Active Search: Windows & Doors Installation
Investment Thesis
Having worked with Rainier Partners since June 2023 to deliver a super regional flooring platform in the multi-family space, the Hartmann Family is very excited about the opportunity to create another building products installation and distribution focused platform.
When we look at the various opportunities in exteriors (roofing, windows, doors, siding, gutters, decking, etc.), with roofing experiencing significant M&A activity over the last few years, we see the windows and doors space as the next largest market with the greatest amount of fragmentation.
1. Wave of Replacement Activity
The highest volume period of homebuilding in the United States, 1998 to 2006, corresponds perfectly with the 25-30 year useful life of the average window. Therefore, 2023 to 2036 should see elevated levels of residential replacement activity, ignoring weather-related events that may drastically shorten the useful life and bring forward more opportunity.
2. Organic Growth Opportunity
Like most facility service businesses, there is a multi-channel opportunity across residential replacement, HOA / multi-family repair and community-wide replacement jobs, and new construction jobs for all building types (high end / custom single family, production / high volume single family builder, multi-family, & commercial).
Most window companies pursue just one channel (single family replacement typically), leaving substantial opportunity post-closing beyond the typical professionalization of a founder-owned business.
3. Segmenting the Market
When picking where or what kind of installation business we want to pursue, Seven East breaks targets down into three categories:
Impact Windows (Southeastern U.S.)
Residential Replacement (non-impact windows in all other geographies)
High End New Construction (wealthy cities & resort towns)
4. Impact Windows: New Regulations Driving Replacement in the Southeast
Given the severity of recent storms, cities and counties are updating their building codes to require storm compliant building envelope products.
For example, Florida passed House Bill 293 in 2024 which requires all homeowners associations (HOAs) to establish and adopt specifications for hurricane protection measures, including impact-resistant windows and doors, permanent storm shutters, reinforced garage doors, and other envelope solutions.
The Florida Building Code already mandates that all new residential construction in designated high-risk areas, such as High-Velocity Hurricane Zones (HVHZs), must include impact-resistant windows or approved hurricane protection systems.
From a sales and installation perspective, impact window focused companies typically have average job sizes (revenue $) twice that of the standard non-impact residential replacement window company. Therefore, companies in the Southeastern U.S. have a quicker path to greater scale relative to rest-of-U.S. metro areas when controlling for factors like population.
5. Impact Windows: Market Growth
The hurricane and impact-resistant window market is experiencing exceptional growth at 7.2% CAGR, reaching $3.89 billion in 2024.

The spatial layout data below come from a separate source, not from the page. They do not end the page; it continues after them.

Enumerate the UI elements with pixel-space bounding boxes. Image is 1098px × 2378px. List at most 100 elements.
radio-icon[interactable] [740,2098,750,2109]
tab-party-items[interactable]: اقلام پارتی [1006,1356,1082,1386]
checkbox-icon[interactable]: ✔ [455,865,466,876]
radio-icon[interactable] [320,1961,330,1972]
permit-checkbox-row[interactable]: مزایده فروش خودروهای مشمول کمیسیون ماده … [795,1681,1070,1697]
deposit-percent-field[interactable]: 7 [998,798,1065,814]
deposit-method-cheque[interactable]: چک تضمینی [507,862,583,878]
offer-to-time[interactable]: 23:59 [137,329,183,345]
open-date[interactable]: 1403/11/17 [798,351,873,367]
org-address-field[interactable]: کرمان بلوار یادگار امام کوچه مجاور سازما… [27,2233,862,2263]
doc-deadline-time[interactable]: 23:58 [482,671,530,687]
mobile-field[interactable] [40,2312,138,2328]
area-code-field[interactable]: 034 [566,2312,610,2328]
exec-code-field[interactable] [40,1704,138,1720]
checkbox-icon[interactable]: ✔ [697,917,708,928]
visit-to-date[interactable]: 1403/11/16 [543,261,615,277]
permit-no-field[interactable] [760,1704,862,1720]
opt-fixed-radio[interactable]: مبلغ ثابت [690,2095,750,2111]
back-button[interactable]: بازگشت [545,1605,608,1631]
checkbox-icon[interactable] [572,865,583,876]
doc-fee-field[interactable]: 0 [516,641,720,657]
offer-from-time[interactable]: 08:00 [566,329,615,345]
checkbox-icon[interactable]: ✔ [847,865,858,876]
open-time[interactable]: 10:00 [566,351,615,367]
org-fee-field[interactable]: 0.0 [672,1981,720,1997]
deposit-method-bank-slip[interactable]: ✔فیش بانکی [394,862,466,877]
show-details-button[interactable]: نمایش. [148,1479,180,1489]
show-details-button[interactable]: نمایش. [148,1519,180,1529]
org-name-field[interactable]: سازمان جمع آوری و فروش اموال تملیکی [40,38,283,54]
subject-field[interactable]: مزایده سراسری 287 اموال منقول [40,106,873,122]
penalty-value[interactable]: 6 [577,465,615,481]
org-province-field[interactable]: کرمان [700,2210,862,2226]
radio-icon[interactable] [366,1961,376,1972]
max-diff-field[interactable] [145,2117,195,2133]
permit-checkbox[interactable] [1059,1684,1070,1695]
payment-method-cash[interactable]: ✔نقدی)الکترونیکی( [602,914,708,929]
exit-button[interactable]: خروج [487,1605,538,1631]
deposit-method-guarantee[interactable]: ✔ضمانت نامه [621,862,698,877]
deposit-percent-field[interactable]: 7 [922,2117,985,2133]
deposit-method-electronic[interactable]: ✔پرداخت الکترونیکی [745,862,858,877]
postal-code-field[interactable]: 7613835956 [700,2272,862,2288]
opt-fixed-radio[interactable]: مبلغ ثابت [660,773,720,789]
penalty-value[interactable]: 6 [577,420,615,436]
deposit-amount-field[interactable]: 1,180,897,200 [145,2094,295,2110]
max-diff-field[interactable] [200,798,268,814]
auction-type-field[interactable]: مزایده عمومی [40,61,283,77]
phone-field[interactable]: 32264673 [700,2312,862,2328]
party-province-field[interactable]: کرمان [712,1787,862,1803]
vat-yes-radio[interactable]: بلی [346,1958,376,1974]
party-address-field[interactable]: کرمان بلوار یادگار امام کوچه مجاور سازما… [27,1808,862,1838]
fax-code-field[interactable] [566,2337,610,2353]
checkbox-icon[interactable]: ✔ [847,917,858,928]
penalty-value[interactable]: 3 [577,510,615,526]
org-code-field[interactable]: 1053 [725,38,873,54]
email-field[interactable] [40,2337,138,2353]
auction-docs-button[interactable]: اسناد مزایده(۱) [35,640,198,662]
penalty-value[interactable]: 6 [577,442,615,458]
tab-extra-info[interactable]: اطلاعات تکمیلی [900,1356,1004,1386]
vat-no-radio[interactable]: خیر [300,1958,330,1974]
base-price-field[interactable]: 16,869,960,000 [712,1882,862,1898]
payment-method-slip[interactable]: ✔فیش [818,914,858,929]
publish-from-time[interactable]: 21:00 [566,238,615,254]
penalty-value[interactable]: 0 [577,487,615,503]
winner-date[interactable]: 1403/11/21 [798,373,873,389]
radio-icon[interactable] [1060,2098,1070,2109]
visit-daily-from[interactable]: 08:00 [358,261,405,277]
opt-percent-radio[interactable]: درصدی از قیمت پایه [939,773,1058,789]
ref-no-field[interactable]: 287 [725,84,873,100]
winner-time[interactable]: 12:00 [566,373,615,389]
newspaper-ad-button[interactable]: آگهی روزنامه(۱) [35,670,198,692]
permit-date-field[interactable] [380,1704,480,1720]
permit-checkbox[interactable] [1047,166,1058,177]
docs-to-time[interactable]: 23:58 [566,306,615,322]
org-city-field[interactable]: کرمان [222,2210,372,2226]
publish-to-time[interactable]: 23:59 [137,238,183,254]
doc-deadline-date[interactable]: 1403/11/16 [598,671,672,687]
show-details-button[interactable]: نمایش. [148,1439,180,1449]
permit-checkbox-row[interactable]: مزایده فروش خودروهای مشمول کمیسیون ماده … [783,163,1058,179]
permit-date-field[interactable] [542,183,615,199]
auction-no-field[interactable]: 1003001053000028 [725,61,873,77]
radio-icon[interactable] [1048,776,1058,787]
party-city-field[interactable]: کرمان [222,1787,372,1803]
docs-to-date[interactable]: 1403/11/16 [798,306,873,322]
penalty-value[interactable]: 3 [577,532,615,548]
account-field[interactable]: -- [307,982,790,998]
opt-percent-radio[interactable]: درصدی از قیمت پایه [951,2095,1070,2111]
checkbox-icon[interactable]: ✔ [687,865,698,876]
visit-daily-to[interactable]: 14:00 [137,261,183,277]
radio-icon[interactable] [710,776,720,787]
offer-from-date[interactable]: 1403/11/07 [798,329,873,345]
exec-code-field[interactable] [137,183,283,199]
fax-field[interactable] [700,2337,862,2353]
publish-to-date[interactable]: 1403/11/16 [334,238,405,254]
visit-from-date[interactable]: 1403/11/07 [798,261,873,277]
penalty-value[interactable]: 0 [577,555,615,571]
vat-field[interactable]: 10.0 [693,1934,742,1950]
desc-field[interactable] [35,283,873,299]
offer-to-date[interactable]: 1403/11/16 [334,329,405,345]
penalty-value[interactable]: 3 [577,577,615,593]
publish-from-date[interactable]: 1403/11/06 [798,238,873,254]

Revenue for Technoglass, owner of ES Windows, the leading impact window manufacturer for installation companies in South Florida, has grown from $430M revenue in 2019 to $890M revenue in 2024.
Between the constant storms, code changes, new construction activity, and population migration, window sales and installation companies have seen strong and continued growth in Florida post-Covid.
6. High End Segment
For investors who believe the windows and doors space is vulnerable to cyclicality in both remodeling spending and new construction activity, Seven East sees the pursuit of window companies focusing on luxury homes and custom homebuilders as the “flight to safety” in this category.

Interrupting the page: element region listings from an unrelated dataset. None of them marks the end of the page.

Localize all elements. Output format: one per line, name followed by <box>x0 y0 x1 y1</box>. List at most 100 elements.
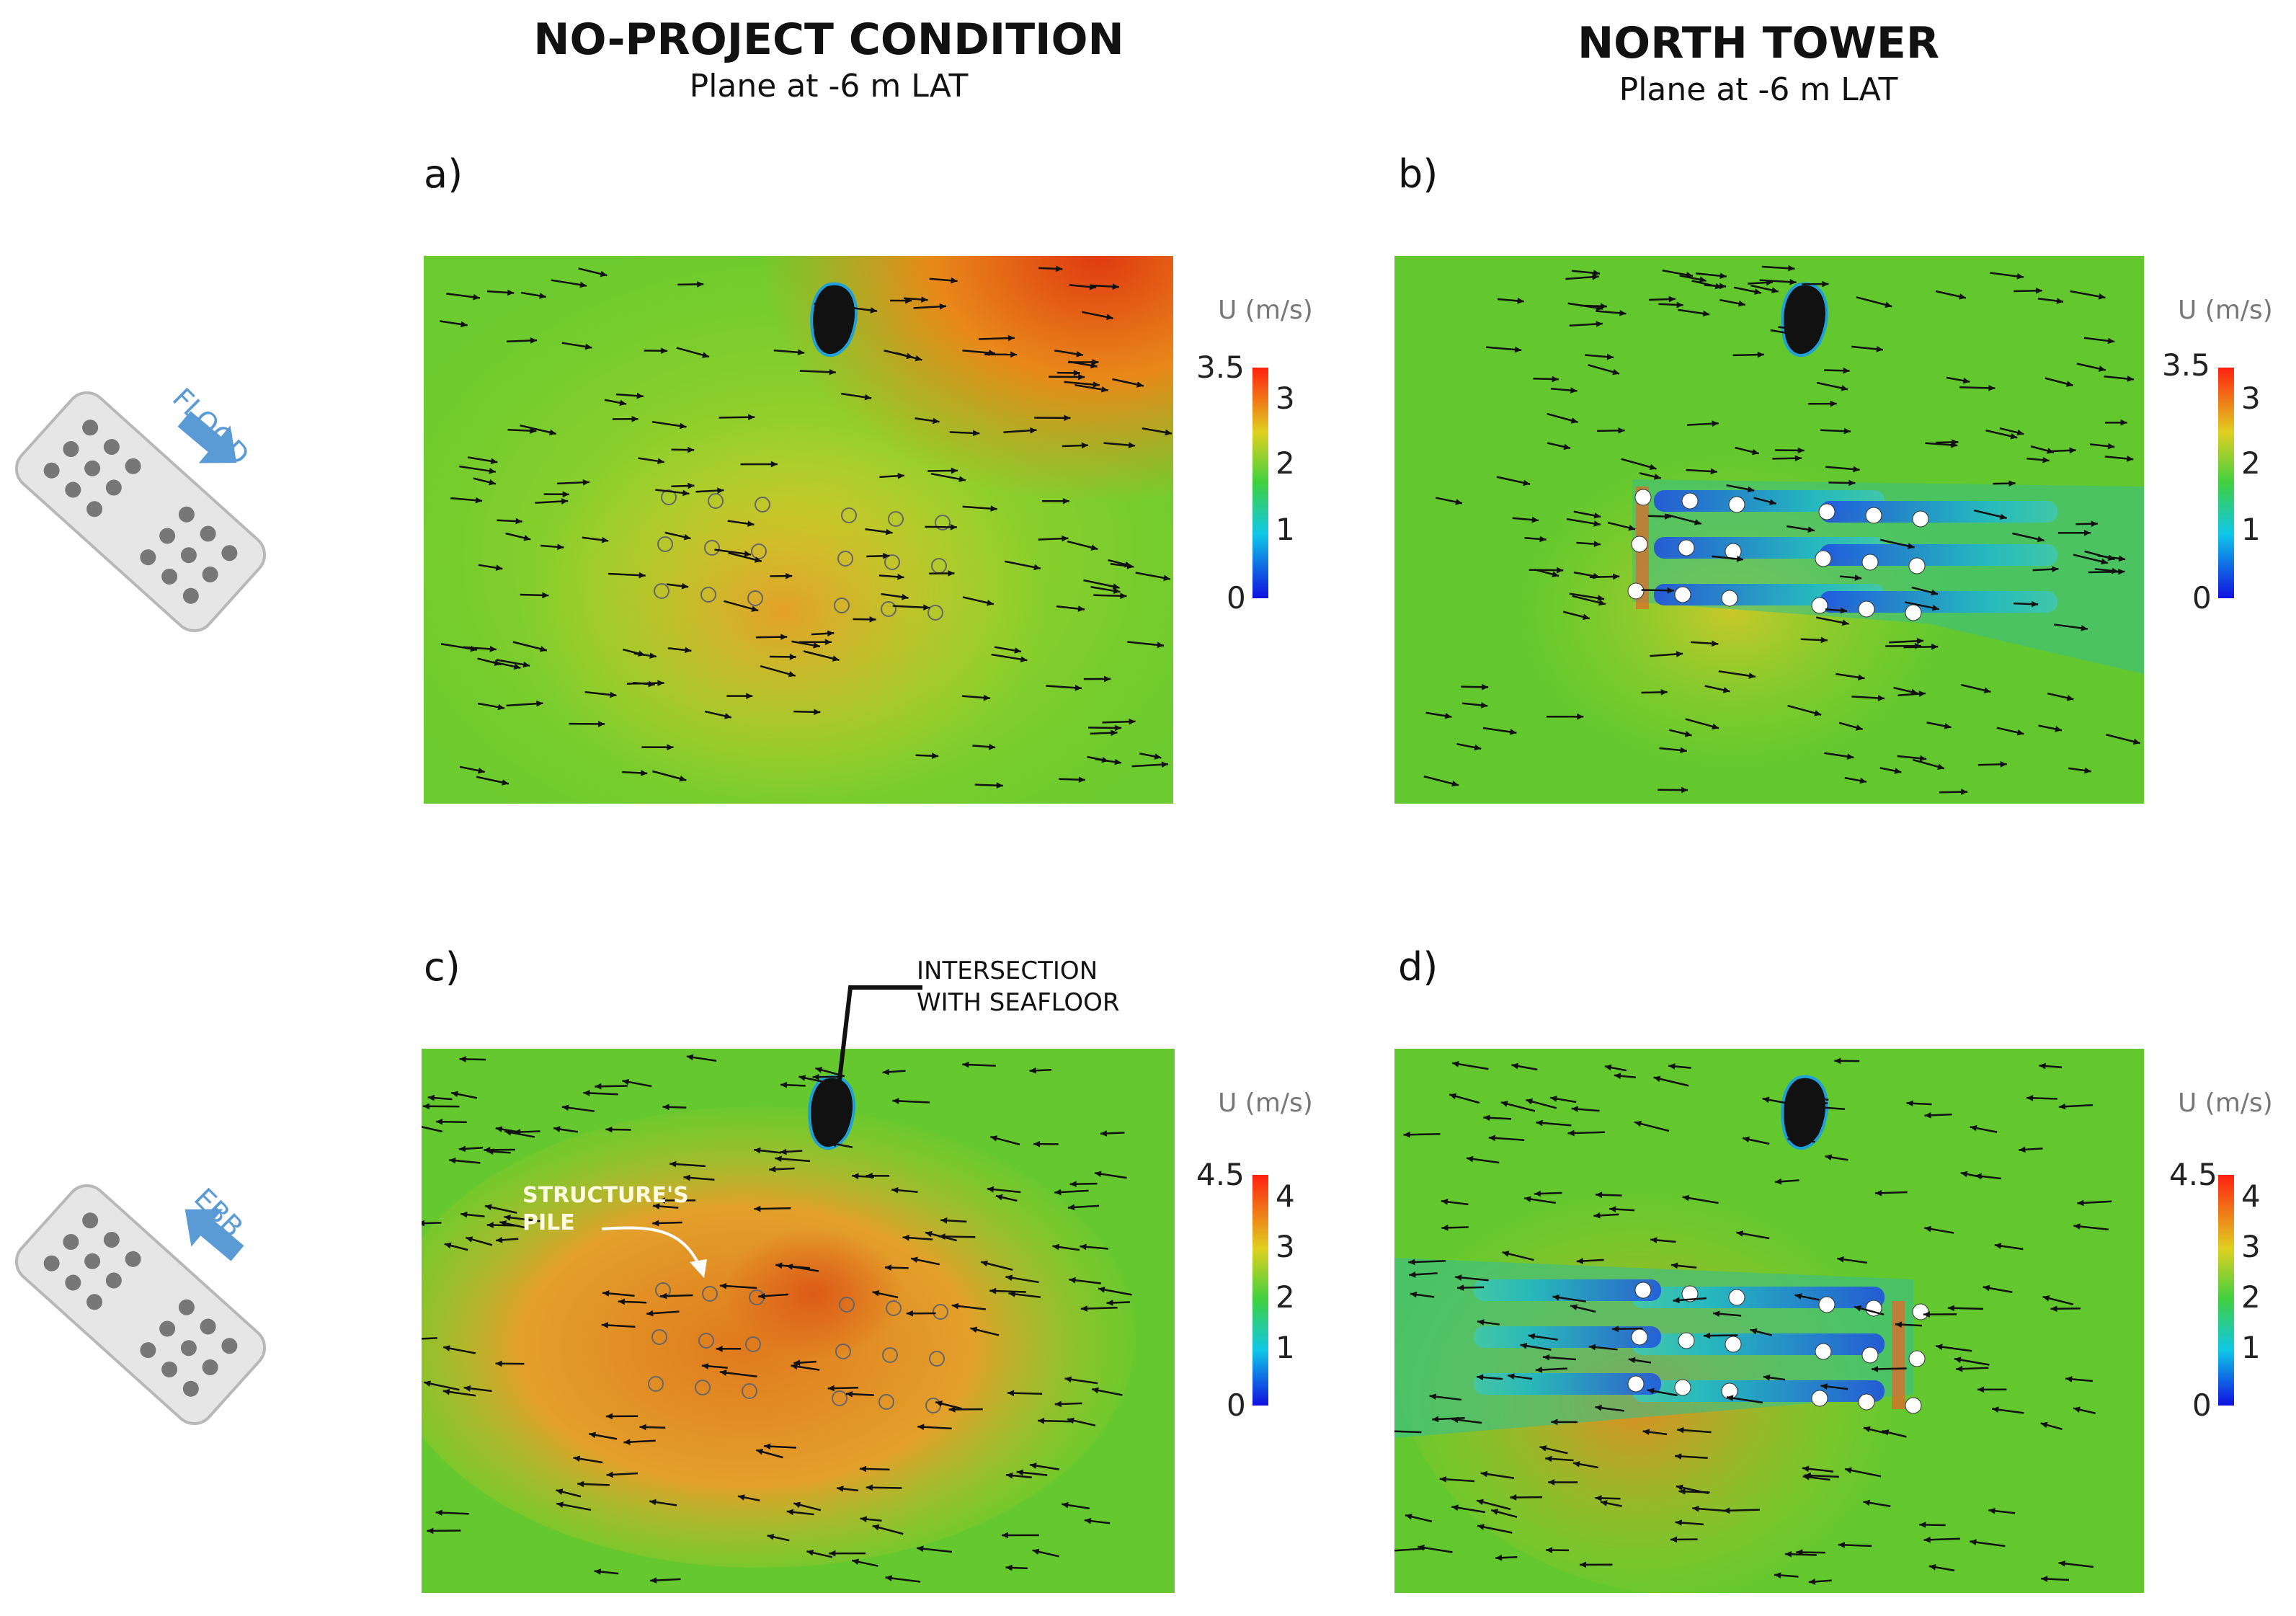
column-title: NO-PROJECT CONDITION <box>533 14 1124 65</box>
velocity-vector-head <box>606 1471 613 1478</box>
velocity-vector-head <box>1094 1171 1102 1178</box>
velocity-vector-head <box>1014 647 1022 654</box>
velocity-vector-head <box>2069 447 2076 454</box>
velocity-vector-head <box>502 779 509 786</box>
velocity-vector-head <box>553 1126 561 1132</box>
velocity-vector-head <box>1841 385 1848 391</box>
velocity-vector-head <box>1005 1564 1013 1571</box>
velocity-field <box>1394 256 2144 804</box>
velocity-vector-head <box>1054 1189 1062 1196</box>
velocity-vector-head <box>1514 346 1522 353</box>
velocity-vector-head <box>1451 1416 1459 1424</box>
velocity-vector-head <box>1923 1311 1930 1318</box>
velocity-vector-head <box>1676 1484 1683 1491</box>
velocity-vector-head <box>1016 1469 1024 1476</box>
colorbar-tick: 4 <box>1276 1178 1295 1214</box>
velocity-vector-head <box>1535 1367 1543 1373</box>
velocity-vector-head <box>2101 558 2108 565</box>
velocity-vector-head <box>764 1443 771 1450</box>
pile-outlines <box>648 1282 948 1413</box>
velocity-vector-head <box>1931 604 1939 611</box>
velocity-vector-head <box>902 1234 909 1241</box>
velocity-vector-head <box>1007 334 1015 342</box>
velocity-vector-head <box>1802 1465 1810 1473</box>
velocity-vector-head <box>522 661 530 668</box>
velocity-vector-head <box>1548 1479 1555 1486</box>
velocity-vector-head <box>1606 353 1614 360</box>
velocity-vector-head <box>1931 643 1939 650</box>
velocity-vector-head <box>2127 376 2134 382</box>
velocity-vector-head <box>917 1545 924 1553</box>
velocity-vector-head <box>478 767 485 774</box>
velocity-vector-head <box>1120 592 1127 600</box>
velocity-vector-head <box>1712 640 1719 647</box>
velocity-vector-head <box>515 518 522 525</box>
velocity-vector-head <box>1736 556 1744 562</box>
velocity-vector-head <box>1719 272 1727 280</box>
velocity-vector-head <box>1960 1171 1968 1178</box>
velocity-vector-head <box>951 1302 959 1310</box>
velocity-vector-head <box>1405 1513 1412 1520</box>
velocity-vector-head <box>1092 359 1099 365</box>
velocity-vector-head <box>1488 1135 1496 1142</box>
velocity-vector-head <box>1105 314 1113 321</box>
velocity-vector-head <box>1567 1129 1575 1137</box>
colorbar-tick: 2 <box>1276 1279 1295 1315</box>
velocity-vector-head <box>1596 1191 1603 1199</box>
velocity-vector-head <box>686 1054 694 1061</box>
velocity-vector-head <box>1914 642 1922 649</box>
velocity-vector-head <box>983 694 991 701</box>
velocity-vector-head <box>442 1388 450 1395</box>
velocity-vector-head <box>1163 574 1170 582</box>
velocity-vector-head <box>605 1413 613 1420</box>
velocity-vector-head <box>885 1575 893 1581</box>
velocity-vector-head <box>747 520 755 527</box>
velocity-vector-head <box>460 321 468 328</box>
velocity-vector-head <box>443 1345 450 1351</box>
pile-annotation-line: PILE <box>522 1210 575 1235</box>
velocity-vector-head <box>1684 731 1692 737</box>
ebb-structure-legend <box>14 1184 267 1426</box>
velocity-vector-head <box>2066 695 2074 701</box>
velocity-vector-head <box>577 1480 584 1488</box>
velocity-vector-head <box>1999 513 2007 520</box>
velocity-vector-head <box>1970 1124 1977 1132</box>
velocity-vector-head <box>1007 1390 1015 1397</box>
velocity-vector-head <box>1604 1064 1612 1071</box>
velocity-vector-head <box>775 1262 783 1269</box>
velocity-vector-head <box>746 693 753 699</box>
velocity-vector-head <box>885 528 893 536</box>
velocity-vector-head <box>1702 310 1710 317</box>
panel-b-field <box>1394 256 2144 804</box>
velocity-vector-head <box>484 1204 492 1211</box>
velocity-vector-head <box>1001 1532 1008 1539</box>
velocity-vector-head <box>754 556 762 563</box>
velocity-vector-head <box>1895 1321 1902 1328</box>
colorbar-title: U (m/s) <box>1218 296 1313 325</box>
velocity-vector-head <box>657 680 664 687</box>
velocity-vector-head <box>1713 1310 1720 1318</box>
velocity-vector-head <box>1988 1507 1995 1514</box>
velocity-vector-head <box>573 1455 581 1462</box>
velocity-vector-head <box>1726 1395 1734 1402</box>
velocity-vector-head <box>1100 1130 1108 1137</box>
velocity-vector-head <box>660 1292 667 1300</box>
velocity-vector-head <box>1517 298 1524 304</box>
velocity-vector-head <box>1757 351 1764 358</box>
velocity-vector-head <box>1511 1062 1519 1070</box>
velocity-vector-head <box>1937 763 1945 770</box>
velocity-vector-head <box>744 550 752 557</box>
velocity-vector-head <box>789 654 796 660</box>
colorbar-tick: 0 <box>1227 580 1246 616</box>
velocity-vector-head <box>1885 301 1892 308</box>
velocity-vector-head <box>1699 276 1707 283</box>
velocity-vector-head <box>495 564 503 572</box>
velocity-vector-head <box>737 1494 745 1501</box>
velocity-vector-head <box>701 1363 709 1369</box>
velocity-vector-head <box>987 1186 995 1193</box>
velocity-vector-head <box>852 1558 859 1566</box>
velocity-vector-head <box>872 1524 880 1531</box>
velocity-vector-head <box>669 1160 677 1168</box>
panel-d-field <box>1394 1049 2144 1593</box>
velocity-vector-head <box>1628 524 1636 531</box>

For reference, as the increased interest rates affected the average buyer, reduced home buying, and slowed or even reduced prices in the low end and middle segments of the housing market, luxury home value growth has outpaced the appreciation on typical homes since January 2024.
As of 2H 2024, the inventory of luxury homes was 46.9% below pre-pandemic norms. By comparison, total inventory across all U.S. homes was 32.6% below pre-pandemic averages.
All to say, the demand in the luxury segment in the U.S. is unrelenting. Window manufacturers and dealers that play to this segment in the right geographies stand to benefit.
7. Investment Criteria
Flexible to owner situation
Can provide capital to fund acquisitions
Can make a majority investment for an owner to “take chips off the table” while they remain in a leadership position through the next phase of growth
Can facilitate an owner retirement via a 100% buyout and 6-12 month transition plan
Revenue Mix: Open to 1) majority replacement businesses across all geographies and 2) majority new construction businesses targeting the high end single family segment.